Alles schön divers bei den Oscars?

Die US-amerikanischen Filmpreise 2023

Am vergangenen Sonntag wurden in Los Angeles die Academy Awards 2023 verliehen. Ich bin von mehreren Seiten gefragt worden, wo mein Kommentar bleibt, also los geht’s!

Es wurde groß gefeiert, dass unter den Preisträger:innen so viele Nationalitäten vertreten sind, so viele verschiedene ethnische Hintergründe. Das kann optimistisch stimmen, liegt aber zu einem großen Teil an EVERYTHING EVERYWHERE ALL AT ONCE, der für elf Preise nominiert war und immerhin sieben gewann. Denn an dieser Fantasy-Komödie über eine chinesische Einwandererfamilie in den USA waren hinter und naturgemäß vor der Kamera sehr viele asiatisch(-stämmig)e Filmschaffende beteiligt. Wobei die häufig gebrauchte Formulierung ,die erste für eine Hauptrolle nominierte Schauspielerin, die sich als Asiatin identifiziert’ (“who identifies as Asian“) im Zusammenhang mit der malaysischen Hauptdarstellerin Michelle Yeoh etwas wunderlich anmutet.*

Daneben herrschte große Begeisterung darüber, dass zwei Schauspielerinnen die Preise für beste Schauspielerin in einer Haupt- bzw. einer Nebenrolle erhalten haben. Zwei Schauspielerinnen über 60 muss ich vielleicht ergänzen.

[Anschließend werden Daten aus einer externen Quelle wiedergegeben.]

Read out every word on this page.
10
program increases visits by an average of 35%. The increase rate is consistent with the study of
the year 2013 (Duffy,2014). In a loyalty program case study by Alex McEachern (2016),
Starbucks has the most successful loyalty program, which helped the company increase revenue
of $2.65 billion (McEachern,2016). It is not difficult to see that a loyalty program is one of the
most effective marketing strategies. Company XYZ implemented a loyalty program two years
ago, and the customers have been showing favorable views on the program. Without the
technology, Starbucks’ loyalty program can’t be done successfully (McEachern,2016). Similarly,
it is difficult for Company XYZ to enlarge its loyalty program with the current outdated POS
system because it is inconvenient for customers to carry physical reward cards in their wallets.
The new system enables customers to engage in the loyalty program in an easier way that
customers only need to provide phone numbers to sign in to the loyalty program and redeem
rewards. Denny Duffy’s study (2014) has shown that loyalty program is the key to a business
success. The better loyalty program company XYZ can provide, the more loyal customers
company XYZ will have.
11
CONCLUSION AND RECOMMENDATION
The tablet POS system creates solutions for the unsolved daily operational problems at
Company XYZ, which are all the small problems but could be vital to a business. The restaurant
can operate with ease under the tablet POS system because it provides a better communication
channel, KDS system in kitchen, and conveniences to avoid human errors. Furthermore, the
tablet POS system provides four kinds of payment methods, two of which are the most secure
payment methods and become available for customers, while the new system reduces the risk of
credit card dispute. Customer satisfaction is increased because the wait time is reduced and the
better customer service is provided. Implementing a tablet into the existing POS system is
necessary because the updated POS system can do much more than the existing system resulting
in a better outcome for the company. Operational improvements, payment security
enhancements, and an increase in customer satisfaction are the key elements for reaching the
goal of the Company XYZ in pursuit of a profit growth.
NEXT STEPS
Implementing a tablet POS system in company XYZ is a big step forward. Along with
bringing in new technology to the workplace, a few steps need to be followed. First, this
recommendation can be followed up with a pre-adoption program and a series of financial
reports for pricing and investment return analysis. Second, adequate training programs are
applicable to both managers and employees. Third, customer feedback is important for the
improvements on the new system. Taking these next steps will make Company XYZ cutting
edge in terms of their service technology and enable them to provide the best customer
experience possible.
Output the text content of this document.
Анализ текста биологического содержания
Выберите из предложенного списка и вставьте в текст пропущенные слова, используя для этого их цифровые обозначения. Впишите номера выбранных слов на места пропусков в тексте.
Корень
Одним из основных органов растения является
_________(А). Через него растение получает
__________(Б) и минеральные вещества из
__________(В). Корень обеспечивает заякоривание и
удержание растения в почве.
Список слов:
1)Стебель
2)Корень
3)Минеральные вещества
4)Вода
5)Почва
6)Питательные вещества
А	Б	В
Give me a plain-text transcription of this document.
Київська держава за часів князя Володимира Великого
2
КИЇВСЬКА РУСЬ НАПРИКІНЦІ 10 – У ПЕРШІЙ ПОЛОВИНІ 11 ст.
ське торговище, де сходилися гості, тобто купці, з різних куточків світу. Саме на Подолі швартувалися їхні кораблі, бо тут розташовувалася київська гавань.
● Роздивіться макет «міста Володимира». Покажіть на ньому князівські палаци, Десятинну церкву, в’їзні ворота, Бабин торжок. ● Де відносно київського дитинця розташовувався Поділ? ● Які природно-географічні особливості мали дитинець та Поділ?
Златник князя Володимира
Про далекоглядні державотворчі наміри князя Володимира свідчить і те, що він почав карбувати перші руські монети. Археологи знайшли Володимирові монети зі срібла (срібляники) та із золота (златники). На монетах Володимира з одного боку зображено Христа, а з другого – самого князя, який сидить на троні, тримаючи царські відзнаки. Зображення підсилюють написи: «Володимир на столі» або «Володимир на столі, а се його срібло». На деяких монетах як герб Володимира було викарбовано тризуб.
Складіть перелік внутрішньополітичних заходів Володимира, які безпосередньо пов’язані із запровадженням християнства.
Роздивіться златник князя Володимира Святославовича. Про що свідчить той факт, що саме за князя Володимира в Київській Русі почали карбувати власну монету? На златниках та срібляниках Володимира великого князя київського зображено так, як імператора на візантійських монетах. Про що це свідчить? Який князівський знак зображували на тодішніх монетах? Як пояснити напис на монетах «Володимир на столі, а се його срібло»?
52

Über weitere Diversitätskategorien vor und hinter den Kameras kann ich nicht viel berichten, da ich bis auf SHE SAID, das Drama über die Enthüllung der Weinstein-Verbrechen und Auslöser der #metoo-Bewegung, noch keinen der Filme gesehen hab. Achso, und SHE SAID wurde überhaupt nicht nominiert, in keiner Kategorie. Tja.**

6-Gewerke-Check – ein Trauerspiel

Was ich aber bieten kann ist eine statistische Auswertung der Frauen– und Männeranteile in sechs Gewerken bei den fünfzehn Filmen die in zwei Kategorien oder mehr nominiert waren. Die sechs diesmal untersuchten Gewerke sind Produktion (statt Ton), Regie, Drehbuch, Kamera, Montage und Musik. Und dieser 6-Gewerke-Check ist ein Trauerspiel, es sei denn man mag Rosa und Einseitigkeit:

 

Die Abbildung zeigt es, Regie und Drehbuch unter 10 % Frauenanteil, Kamera unter 15 %, Produktion und Montage um die 20 %, Musik unter 25 %.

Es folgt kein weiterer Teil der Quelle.